Compared with similar countries, Australia has some of the toughest policies in the world against refugee arrivals. Policies include immediate mandatory detention of boat arrivals, the detention of workers and students who overstay their visas are sent to detention camps under harsh conditions. Immigration detainees often languish in limbo with some up to six years while their cases are being heard.
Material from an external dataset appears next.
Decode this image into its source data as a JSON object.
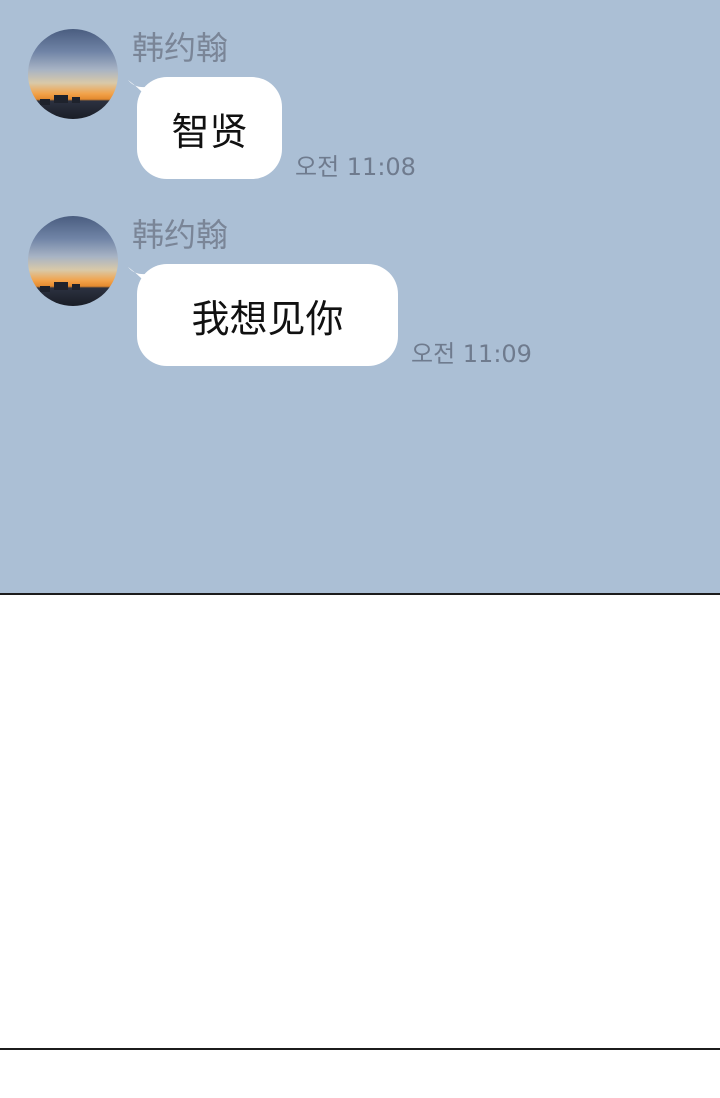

These camps have been condemned by many international human rights groups.

Greens senator Kerry Nettle says "hundreds of children have been mentally scarred by their time in immigration detention and further claims are planned." She blames the Federal Government's policy of mandatory detention.

"The Government has accepted the responsibility for the health consequences of their policy of mandatory detention," Senator Nettle said. "There is a raft of children, we are talking hundreds of children, and adults, who have had their mental health significantly impacted by the policy of mandatory detention."

She rejected that the Federal Government deserve congratulations over settlement: "To have gone through these proceedings, and spent the amount of money they have spent, to put Shayan's mother in the witness box for two weeks, is not an indication of a willingness and public accountability by the Government to accept responsibility for their actions," Senator Nettle said.

Lawyer Rebecca Gilsenan says the landmark case may pave the way for more litigation by other refugee families. It is the first time the Department has conceded that a child has been psychologically harmed in its detention.

Gilsenan says the outcome sets a precedent for other detainees. "The problems that Shayan experienced were systemic problems rather than ones that were just specific to him, although the particular treatment that he received was disgraceful," she said. "So it's quite possible that there are other children or even adults out there who lived in a similar environment during that time in immigration detention and possibly have similar problems."

She says she hopes the systemic problems highlighted in the case will now be addressed. "I can only hope that the Government takes notice of this and doesn't continue to spend taxpayer money on having to compensate people for treating them in a disgraceful way in immigration detention."